The Court of Appeals in Maryland issued an opinion Aug. 26 that D.C. Sniper Lee Boyd Malvo must be resentenced as the court has since established different guidance concerning the sentencing of juvenile offenders.
During a horrifying three-week period in October 2002, Malvo, who was 17 at the time, committed a series of drive-by shootings now known as the D.C. sniper attacks. John Allen Muhammed, then 41, was put to death for his role in the murders in November 2009.
The two men shot to death 10 people, six of whom where Montgomery County residents, according to court records.
Malvo was convicted on four counts of first degree murder in Virginia. In Maryland, Malvo voluntarily testified against Muhammed and pled guilty to to six counts of first-degree murder in the Circuit Court for Montgomery County. He currently is serving his sentence in Virginia.

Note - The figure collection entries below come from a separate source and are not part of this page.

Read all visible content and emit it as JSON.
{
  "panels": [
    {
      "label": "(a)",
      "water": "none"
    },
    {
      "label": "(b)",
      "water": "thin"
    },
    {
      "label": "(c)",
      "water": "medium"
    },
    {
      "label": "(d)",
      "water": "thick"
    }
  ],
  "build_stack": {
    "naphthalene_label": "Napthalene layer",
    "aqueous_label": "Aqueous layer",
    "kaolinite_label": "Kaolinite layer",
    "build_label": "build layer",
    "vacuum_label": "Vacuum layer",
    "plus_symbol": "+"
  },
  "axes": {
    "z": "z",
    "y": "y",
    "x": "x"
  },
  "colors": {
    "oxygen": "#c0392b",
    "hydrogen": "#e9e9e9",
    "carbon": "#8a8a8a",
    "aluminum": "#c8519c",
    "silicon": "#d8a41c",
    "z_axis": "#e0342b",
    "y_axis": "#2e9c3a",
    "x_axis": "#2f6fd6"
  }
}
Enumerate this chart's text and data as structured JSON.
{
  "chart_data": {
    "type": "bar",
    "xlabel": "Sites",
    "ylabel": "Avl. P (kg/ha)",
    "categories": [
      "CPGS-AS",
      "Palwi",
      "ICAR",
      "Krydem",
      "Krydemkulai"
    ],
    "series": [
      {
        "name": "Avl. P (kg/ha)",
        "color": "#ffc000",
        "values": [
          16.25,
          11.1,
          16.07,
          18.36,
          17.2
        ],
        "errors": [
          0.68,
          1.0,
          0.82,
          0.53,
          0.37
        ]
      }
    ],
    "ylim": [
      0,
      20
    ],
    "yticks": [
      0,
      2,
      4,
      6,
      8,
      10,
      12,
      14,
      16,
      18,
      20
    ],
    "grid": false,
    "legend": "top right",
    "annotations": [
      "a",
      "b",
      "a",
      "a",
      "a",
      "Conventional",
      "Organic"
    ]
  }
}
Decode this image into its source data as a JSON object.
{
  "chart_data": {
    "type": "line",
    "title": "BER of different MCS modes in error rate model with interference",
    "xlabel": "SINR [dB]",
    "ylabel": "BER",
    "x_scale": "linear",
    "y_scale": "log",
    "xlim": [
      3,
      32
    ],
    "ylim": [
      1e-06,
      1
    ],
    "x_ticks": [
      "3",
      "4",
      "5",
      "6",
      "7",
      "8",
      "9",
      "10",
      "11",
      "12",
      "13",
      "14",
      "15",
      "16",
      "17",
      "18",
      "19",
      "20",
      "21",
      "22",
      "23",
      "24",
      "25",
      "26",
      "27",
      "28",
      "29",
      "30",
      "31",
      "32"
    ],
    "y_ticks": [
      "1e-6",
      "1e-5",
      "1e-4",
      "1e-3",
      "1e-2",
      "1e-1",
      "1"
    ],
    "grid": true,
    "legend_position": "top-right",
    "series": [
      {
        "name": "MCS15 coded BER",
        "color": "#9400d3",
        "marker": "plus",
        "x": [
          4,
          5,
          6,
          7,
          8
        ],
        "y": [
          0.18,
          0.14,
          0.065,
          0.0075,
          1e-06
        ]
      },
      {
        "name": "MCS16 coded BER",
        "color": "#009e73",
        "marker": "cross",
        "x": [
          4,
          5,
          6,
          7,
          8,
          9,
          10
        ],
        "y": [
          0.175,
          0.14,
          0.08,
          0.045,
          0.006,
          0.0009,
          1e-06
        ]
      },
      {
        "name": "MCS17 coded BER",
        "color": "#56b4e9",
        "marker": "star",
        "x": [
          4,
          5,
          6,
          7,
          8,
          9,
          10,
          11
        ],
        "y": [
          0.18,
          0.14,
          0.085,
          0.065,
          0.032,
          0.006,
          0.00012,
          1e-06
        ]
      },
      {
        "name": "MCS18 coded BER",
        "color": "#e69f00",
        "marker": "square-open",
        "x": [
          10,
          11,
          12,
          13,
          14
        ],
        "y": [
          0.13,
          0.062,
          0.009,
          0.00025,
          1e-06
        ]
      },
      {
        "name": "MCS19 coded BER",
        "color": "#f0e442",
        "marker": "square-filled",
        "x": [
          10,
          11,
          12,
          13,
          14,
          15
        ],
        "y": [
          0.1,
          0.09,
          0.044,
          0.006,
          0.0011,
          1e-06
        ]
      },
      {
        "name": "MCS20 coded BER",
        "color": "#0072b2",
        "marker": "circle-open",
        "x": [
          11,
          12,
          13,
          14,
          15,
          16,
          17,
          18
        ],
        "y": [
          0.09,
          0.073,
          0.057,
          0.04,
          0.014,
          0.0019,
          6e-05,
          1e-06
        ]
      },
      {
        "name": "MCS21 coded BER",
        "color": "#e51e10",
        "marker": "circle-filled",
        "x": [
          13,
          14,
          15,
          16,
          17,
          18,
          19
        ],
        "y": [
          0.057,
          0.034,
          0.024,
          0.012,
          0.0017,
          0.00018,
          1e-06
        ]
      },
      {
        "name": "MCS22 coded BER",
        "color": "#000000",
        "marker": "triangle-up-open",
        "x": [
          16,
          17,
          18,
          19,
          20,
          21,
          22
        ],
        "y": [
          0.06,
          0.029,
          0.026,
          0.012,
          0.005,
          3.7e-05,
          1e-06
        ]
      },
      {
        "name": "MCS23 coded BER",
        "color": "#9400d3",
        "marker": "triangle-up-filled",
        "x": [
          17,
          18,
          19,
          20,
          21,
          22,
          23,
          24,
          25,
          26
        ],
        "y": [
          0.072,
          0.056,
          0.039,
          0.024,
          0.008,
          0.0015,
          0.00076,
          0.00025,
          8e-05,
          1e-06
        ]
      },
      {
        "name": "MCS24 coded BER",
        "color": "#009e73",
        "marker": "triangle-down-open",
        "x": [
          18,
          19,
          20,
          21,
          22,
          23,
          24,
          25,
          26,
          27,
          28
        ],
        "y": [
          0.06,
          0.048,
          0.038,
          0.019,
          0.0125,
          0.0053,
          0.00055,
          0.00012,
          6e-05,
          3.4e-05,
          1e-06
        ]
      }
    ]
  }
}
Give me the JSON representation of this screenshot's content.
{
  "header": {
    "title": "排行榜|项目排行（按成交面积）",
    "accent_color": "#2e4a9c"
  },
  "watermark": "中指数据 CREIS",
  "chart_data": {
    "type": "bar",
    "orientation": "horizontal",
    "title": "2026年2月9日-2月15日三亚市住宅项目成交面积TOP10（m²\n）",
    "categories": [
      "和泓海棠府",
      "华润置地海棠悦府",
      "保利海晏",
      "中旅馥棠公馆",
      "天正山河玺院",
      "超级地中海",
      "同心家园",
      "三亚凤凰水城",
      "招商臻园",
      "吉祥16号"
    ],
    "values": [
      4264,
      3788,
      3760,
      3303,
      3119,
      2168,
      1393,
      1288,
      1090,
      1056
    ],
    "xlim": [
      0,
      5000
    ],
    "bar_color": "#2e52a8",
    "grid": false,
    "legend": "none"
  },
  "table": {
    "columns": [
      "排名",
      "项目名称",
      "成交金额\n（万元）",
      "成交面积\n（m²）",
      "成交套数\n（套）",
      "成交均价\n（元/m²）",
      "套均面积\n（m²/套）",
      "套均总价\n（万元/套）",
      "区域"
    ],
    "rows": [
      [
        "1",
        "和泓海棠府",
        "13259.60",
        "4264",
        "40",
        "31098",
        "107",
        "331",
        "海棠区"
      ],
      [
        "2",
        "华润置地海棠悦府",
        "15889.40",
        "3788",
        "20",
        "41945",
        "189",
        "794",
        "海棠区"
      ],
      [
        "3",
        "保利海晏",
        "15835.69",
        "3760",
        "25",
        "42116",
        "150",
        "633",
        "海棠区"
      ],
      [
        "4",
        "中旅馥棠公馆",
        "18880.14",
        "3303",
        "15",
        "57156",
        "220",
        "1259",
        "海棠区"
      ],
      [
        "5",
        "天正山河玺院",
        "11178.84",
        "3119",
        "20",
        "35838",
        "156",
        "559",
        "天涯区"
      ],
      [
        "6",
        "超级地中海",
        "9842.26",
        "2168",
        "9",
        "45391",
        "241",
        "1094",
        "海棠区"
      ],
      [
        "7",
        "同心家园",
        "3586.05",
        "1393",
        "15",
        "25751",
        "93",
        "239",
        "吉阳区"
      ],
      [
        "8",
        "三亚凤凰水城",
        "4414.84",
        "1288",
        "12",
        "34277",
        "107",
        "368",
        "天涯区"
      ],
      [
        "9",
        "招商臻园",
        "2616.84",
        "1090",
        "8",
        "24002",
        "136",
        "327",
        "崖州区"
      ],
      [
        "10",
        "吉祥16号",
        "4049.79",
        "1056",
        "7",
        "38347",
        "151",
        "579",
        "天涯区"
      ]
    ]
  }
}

Since being sentenced, Maryland court held that the Eighth Amendment, which deals with cruel and unusual punishments, does not permit a sentence of life without parole for a juvenile homicide offender if the sentencing court determines that the crime was the result of “transient immaturity, as opposed to permanent incorrigibility,” according to the ruling.
This change applies retroactively, “and, this, it applies to Mr. Malvo’s case,” according to the ruling.
Even if his Maryland sentence is reduced, Malvo first would have to complete his sentence in Virginia.
In the ruling, the agreeing judges wrote, “As a practical matter, this may be an academic question in Mr. Malvo’s case, as he would first have to be granted parole in Virginia before his consecutive life sentences in Maryland even begin.”